Extended definition
Feature engineering is the set of practices for transforming raw data into informative features for machine learning models. It includes: encoding categorical variables (one-hot, ordinal, target encoding, embeddings), normalization and standardization (min-max, z-score, robust scaler), creation of derived features (interactions, polynomials, temporal aggregations, calendar-aware decompositions), transformations to adjust distribution (log, Box-Cox, Yeo-Johnson), missing value handling (simple or multiple imputation), selection of a relevant subset (filter, wrapper, embedded), and dimension reduction (PCA, autoencoders).

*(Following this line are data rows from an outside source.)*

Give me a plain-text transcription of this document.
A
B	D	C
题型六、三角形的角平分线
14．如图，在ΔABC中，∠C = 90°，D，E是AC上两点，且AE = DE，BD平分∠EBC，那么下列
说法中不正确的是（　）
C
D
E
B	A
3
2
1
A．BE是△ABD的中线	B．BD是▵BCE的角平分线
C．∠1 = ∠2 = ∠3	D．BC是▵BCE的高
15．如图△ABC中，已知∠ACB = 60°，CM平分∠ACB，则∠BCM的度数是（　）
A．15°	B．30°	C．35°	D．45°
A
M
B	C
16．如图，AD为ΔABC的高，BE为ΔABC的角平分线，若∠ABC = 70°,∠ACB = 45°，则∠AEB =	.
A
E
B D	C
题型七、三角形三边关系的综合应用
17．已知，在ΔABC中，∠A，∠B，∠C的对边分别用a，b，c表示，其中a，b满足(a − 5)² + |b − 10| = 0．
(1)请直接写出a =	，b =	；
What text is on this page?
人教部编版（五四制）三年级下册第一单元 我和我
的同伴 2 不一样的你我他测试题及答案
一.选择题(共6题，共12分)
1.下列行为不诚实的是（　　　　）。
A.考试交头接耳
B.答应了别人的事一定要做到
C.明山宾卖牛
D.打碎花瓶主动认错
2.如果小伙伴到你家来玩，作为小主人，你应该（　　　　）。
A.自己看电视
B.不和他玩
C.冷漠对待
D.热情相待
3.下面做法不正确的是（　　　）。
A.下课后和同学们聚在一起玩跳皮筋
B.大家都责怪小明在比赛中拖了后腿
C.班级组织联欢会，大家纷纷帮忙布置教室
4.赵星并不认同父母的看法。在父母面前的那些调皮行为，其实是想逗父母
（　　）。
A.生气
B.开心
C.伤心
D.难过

Domingos (2012, CACM) articulated in “A few useful things to know about machine learning” that effective features are often the dominant factor of practical ML performance — more than algorithm choice. Kuhn and Johnson (2019, Feature Engineering and Selection) consolidated the practical technical reference in book form. In modern deep learning (computer vision and NLP), part of feature engineering migrates to automatic representation learning via deep networks; in tabular data, manual engineering remains decisive.
When it applies
Feature engineering applies in any supervised ML project on tabular data — Kaggle competitions, production systems in health, finance, marketing. It is a typical stage between exploratory analysis and modeling. It applies especially when the goal is interpretability: well-engineered features in simple models (logistic regression, GAM) often compete with black-box models in performance and win in regulatory explainability. It applies in time series data (lags, moving averages, seasonality), in text (TF-IDF before embeddings), in signals and images when deep learning is not viable (computational cost, small data).
When it does not apply
It does not apply to deep learning over images, audio, or unstructured text — representation learning via CNNs, Transformers, and pretrained models replaces much of the manual work. It does not apply as a crutch for a poorly chosen model: artificial features attempting to compensate for fundamental model limitations (linearity where the relation is non-linear, for example) are weak — switching the model is more effective. It does not apply before train/test split without care: features based on data aggregation (mean, count) must be computed ONLY on training to avoid leakage. It does not replace quality data: sophisticated features on noisy data amplify noise.
Applications by field
— Health: derived clinical features (Charlson comorbidity index, APACHE score), temporal aggregations of vital signs. — Finance: lags and moving averages, financial ratios, momentum and volatility indicators in risk and trading. — Marketing: RFM features (Recency, Frequency, Monetary value), time×channel interactions in purchase propensity. — Classical NLP: TF-IDF, n-grams, linguistic features (POS-tags, sentiment) before the era of dense embeddings.
Common pitfalls
The first pitfall is data leakage: features based on information posterior to the prediction timestamp (temporal leakage) or on aggregations computed over the full dataset (including test) spuriously inflate performance. The second is one-hot encoding of very high cardinality (hundreds to thousands of categories) without grouping or target encoding — explodes dimensionality and degrades performance. The third is failing to normalize before scale-sensitive algorithms (k-means, SVM, neural networks) and losing convergence or stability. The fourth is selecting features on the full dataset (including validation/test) — produces biased selection; selection must occur within CV or on training only. The fifth is building features without understanding the domain: a complex feature derived by statistical intuition can capture irrelevant artifacts, while a simple feature based on domain knowledge is often more informative.